Peter Pan Review

by Steve Rhodes (Steve DOT Rhodes AT InternetReviews DOT com)
December 29th, 2003

A film review by Steve Rhodes
Copyright 2003 Steve Rhodes
RATING (0 TO ****): ** 1/2

The colorful sets and sumptuous cinematography for the new live action version of PETER PAN are absolutely magical. The movie, by writer/director P.J. Hogan (MURIEL'S WEDDING), is based on the famous musical with one major, glaring exception -- all of the wonderful songs and music are gone. What's next? OKLAHOMA! without the musical numbers? With the stunning success of CHICAGO last Christmas, the decision to skip the tunes this time is a strange one.
So what does Hogan's version offer in place of songs? Surprisingly, it offers raw sensuality. Many parents may not know quite what to think of a sexually-charged version of PETER PAN. I know I didn't. The young teenage leads look like preteens who are rapidly coming to grips with their exploding sexuality. Granted not much happens other than a few kisses and an accidentally sexual drawing, but, if you can't see what is going on just below the surface, you'll want to get your eyes checked. Male model Jeremy Sumpter, a sandy-haired kid with a slightly androgynous look, plays Peter Pan, the boy who refuses to grow up. He spends the whole movie running around without a lot of clothes on. Rachel Hurd-Wood, a pretty young actress with bee-sting lips and a big toothy smile, plays Wendy Darling, Peter's pretend wife. As they share many moments cheek to cheek, it's completely clear what is really on their minds.

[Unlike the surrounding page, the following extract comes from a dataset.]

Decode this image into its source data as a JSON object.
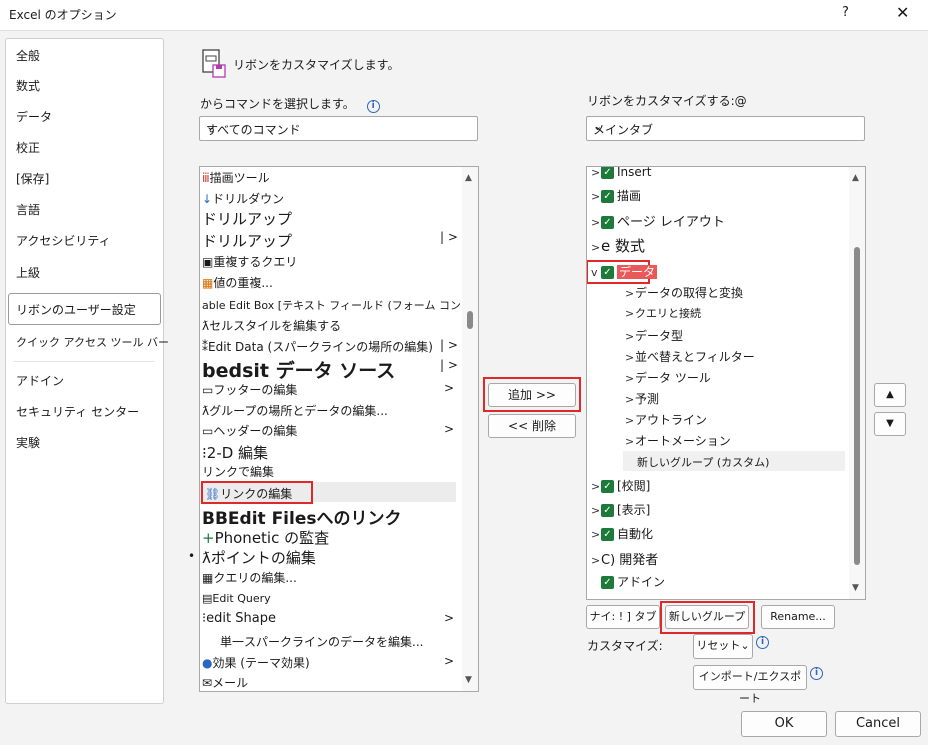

What works best in the movie, in addition to the striking appearance of cotton-candy clouds and sparkling lights, are a couple of the supporting performances. Jason Isaacs gives a spirited rendition of Captain Hook. On the downside, he makes Mr. Darling into too much of a buffoon. Best of all is French sexpot Ludivine Sagnier (SWIMMING POOL) as a scene stealing Tink. The only problem is that Tink never gets the screen time that she deserves.
If you're looking for a sex-charged fairy tale, full of magical images, you won't be disappointed. But, if you're looking for the charm of the original, you won't find much of it in Hogan's version. Still, I suspect that most preteen girls will adore this movie.

PETER PAN runs a long 1:45. The film is rated PG for "adventure action sequences and peril" and would be acceptable for kids around 9 and up.
The film opens nationwide in the United States on Christmas Day, 2003. In the Silicon Valley, it will be showing at the AMC and the Century theaters.